Ivan Illich lo ha scritto implacabilmente: «Fino ai nostri giorni, lo sviluppo economico ha sempre significato che le persone, invece di fare una cosa, diventano in grado di acquistarla. I valori di uso fuori-mercato sono sostituiti dalle merci. Lo sviluppo economico significa anche che, col passare del tempo, le persone devono necessariamente acquistare la merce, perché le condizioni che permettevano loro di vivere altrimenti sono sparite dal loro ambiente naturale, fisico, sociale o culturale». Oggi, ci si spinge fino a dover acquistare un bambino, un nuovo corpo o una morte dolce, e il superuomo è innanzitutto un uomo-merce. E questo ci rivela che le nuove domande a cui abbiamo fatto cenno prima - Desiderate una gallina con i denti? - Non preferite un bimbo perfetto fabbricato in laboratorio? - tutte quelle domande nuove non sono tanto domande ma proposte, commerciali.
13. Il vero Uomo Nuovo.
Allora un nuovo umanesimo non può che essere un umanesimo che rigetta il «paradigma tecno-economico» prevalente a partire dal diciannovesimo secolo. Non si tratta di rifiutare la tecnologia in quanto tale, ma di subordinarla all'arte e all'artigianato: tenere a mente che fare qualcosa con le proprie mani è più umano e più originale di lanciare un software premendo un pulsante; ricordarsi che la cultura è più nuova dell'ingegneria, perché la cultura, accompagnando le forme date dalla natura, accompagna forme che provengono da un'intelligenza più grande della nostra; affermare che un tavolo familiare è un oggetto tecnico molto superiore a una tavoletta elettronica, e che un letto coniugale conduce più lontano di una navetta spaziale…
So che dicendo queste cose davanti alle forze del progresso, corro il rischio di sembrare ridicolo, crudele e reazionario.
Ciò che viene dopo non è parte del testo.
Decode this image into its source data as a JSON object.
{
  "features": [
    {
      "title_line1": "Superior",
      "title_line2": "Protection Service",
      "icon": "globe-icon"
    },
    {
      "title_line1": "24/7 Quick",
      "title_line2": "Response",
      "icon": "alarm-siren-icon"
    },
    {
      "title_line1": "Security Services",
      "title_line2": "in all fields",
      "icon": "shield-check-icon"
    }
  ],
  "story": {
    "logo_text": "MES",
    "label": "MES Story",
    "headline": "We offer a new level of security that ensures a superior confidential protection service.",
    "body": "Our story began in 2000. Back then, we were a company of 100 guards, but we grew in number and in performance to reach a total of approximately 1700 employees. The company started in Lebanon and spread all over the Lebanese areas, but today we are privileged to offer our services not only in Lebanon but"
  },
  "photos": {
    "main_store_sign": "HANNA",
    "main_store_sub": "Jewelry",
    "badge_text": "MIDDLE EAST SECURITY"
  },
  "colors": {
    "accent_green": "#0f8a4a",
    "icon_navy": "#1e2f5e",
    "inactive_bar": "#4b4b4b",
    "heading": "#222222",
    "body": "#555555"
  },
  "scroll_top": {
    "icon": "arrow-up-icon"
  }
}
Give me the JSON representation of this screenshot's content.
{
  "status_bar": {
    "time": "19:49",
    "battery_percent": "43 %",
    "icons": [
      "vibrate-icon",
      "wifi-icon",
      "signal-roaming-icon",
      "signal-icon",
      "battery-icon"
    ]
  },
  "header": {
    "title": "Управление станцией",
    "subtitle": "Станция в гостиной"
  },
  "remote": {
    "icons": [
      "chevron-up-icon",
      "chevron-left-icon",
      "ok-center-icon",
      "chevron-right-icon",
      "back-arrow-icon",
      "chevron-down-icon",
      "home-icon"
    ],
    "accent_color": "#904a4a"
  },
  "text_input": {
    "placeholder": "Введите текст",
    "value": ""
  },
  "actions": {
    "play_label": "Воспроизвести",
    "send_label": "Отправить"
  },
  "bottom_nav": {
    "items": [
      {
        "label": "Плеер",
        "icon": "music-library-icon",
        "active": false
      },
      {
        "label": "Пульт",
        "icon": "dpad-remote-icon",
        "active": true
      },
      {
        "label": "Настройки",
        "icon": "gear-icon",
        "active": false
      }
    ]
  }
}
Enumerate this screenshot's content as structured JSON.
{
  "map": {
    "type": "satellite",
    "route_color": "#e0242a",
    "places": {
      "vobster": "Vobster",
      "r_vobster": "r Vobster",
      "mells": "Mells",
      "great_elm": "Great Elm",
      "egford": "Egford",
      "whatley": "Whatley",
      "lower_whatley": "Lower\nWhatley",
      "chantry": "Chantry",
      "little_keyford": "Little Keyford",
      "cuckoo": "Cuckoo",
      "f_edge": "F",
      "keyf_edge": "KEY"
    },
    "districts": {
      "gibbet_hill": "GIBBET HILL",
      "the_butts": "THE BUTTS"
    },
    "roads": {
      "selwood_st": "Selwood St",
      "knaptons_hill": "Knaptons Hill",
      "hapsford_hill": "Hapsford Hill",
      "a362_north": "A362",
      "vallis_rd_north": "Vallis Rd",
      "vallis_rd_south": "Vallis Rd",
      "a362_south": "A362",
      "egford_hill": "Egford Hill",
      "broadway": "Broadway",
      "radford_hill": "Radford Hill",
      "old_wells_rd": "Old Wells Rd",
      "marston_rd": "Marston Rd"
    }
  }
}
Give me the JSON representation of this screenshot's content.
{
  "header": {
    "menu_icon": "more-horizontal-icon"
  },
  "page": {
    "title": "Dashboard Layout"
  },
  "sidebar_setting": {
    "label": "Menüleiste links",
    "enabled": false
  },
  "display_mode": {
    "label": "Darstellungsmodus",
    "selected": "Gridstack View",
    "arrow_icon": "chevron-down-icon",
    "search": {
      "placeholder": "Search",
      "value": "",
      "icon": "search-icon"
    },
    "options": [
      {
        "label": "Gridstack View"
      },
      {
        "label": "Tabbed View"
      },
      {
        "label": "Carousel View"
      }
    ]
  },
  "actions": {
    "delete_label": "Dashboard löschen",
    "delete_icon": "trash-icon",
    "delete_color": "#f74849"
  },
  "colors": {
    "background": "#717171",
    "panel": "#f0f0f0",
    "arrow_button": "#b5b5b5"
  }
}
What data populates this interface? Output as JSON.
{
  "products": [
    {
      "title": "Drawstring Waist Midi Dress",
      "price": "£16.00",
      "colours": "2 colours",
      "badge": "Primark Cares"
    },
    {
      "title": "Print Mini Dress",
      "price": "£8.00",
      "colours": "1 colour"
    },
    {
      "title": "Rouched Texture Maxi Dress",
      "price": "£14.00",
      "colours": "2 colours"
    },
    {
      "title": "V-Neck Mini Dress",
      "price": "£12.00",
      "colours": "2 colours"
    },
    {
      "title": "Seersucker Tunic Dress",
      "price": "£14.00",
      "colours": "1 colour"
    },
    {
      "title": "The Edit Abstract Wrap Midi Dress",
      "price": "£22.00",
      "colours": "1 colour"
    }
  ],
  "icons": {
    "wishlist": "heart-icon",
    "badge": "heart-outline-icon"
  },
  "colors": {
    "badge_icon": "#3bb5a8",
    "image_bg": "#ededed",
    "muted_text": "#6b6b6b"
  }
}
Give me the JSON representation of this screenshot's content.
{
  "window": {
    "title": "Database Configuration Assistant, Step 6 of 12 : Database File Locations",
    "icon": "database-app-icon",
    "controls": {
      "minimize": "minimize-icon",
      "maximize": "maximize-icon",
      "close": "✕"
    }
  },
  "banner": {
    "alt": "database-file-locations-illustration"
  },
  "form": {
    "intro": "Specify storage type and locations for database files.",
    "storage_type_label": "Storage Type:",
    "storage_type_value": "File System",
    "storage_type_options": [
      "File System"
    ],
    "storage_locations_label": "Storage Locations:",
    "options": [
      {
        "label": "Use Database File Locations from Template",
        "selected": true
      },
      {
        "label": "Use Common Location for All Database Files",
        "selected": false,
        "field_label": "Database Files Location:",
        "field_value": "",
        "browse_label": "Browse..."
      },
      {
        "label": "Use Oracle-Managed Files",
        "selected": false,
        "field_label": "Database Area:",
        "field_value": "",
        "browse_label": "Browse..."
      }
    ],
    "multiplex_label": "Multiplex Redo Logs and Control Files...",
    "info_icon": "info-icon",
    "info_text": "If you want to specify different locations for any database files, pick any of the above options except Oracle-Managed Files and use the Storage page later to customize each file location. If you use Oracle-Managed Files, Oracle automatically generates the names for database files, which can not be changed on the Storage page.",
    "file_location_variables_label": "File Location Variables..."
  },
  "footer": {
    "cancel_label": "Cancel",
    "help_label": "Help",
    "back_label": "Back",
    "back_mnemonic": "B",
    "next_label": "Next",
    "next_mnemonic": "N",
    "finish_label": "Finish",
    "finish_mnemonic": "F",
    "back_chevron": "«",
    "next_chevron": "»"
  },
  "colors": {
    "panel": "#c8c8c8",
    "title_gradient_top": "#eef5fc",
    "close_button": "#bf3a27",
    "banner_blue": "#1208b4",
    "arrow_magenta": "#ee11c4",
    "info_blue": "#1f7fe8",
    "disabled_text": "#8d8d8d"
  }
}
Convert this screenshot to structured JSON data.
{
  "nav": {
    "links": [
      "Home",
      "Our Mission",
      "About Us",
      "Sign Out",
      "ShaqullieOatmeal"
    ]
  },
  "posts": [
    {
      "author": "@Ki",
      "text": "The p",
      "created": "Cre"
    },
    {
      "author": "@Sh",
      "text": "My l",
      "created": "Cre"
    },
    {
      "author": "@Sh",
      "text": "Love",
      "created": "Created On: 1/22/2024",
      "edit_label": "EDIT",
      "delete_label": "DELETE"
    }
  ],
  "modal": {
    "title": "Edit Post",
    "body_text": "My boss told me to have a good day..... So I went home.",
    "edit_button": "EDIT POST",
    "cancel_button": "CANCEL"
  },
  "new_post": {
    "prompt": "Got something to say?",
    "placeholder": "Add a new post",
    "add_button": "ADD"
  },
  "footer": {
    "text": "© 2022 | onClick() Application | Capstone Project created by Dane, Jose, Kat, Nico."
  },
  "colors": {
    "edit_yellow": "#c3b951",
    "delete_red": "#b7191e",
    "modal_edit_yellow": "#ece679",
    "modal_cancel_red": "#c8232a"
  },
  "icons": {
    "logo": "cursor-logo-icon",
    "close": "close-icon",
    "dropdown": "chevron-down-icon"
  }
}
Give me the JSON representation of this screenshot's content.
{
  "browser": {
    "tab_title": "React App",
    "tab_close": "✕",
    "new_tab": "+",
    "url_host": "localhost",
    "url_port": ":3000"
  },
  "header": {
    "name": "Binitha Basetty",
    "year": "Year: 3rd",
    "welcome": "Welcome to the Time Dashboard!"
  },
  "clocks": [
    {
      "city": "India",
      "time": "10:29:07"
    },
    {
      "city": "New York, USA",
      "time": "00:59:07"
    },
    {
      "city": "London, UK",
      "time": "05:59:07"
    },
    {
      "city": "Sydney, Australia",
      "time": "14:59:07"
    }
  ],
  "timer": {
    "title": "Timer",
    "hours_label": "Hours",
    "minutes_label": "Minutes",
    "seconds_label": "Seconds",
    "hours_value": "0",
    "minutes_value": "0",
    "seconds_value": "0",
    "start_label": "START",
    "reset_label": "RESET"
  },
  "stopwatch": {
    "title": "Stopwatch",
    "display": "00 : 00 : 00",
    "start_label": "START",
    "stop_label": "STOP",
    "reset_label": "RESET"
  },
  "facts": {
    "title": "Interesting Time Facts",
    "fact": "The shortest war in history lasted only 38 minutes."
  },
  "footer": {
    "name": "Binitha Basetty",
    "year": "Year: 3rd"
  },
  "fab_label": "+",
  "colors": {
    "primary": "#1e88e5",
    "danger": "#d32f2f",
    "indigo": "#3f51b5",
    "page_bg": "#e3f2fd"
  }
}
Ma bisogna rendersi conto della condizione nuova dell'umanità che adesso, prima ancora di diventare migliore, deve sforzarsi di restare umana. In questo contesto, il mistero cristiano dell'Incarnazione sembra sempre più imprescindibile. La sua lettura ne esce perfino approfondita. Perché, adesso, non si può più soltanto dire: «Dio si è fatto uomo affinché l'uomo diventi Dio», ma si deve anche aggiungere che «Dio si è fatto uomo affinché l'uomo resti umano». Il mistero dell'incarnazione si oppone sia allo spiritualismo che al materialismo tecnocratico e alla loro complicità per svilire il corpo umano come ci è dato. Esso afferma una divinizzazione che non è una disumanizzazione, una trascendenza che ci conferma nei nostri limiti, perché il limite, impedendo una crescita indefinita sulla stessa linea di immanenza, ci invita a un cambiamento di ordine, all'autentica Singolarità.
L'uomo Nuovo per eccellenza non è un cyborg super-performante, ma un carpentiere, nato da una donna in un modo ancora più oscuro, ancor meno pianificato del coito, uno che ha dato infine la sua vita, ha dato la Vita, tra i supplizi più dolorosi, e che, quando risuscita, quando è nella gloria, fa cose troppo ordinarie per essere ammissibili nel campus di Google: Egli cammina coi suoi discepoli, commenta per essi le Scritture, li incoraggia a pescare il pesce, fa un fuoco e perfino cucina sul bordo del lago, come se lavorare con le sue mani, mangiare, parlare, cantare e pregare insieme fosse il luogo della novità eterna, perché luogo della comunione. Se un nuovo umanesimo c’è, non può che essere quello di quest’Uomo Nuovo, sempre nuovo, mai antiquato, perché è l'uomo eterno, più giovane del tempo.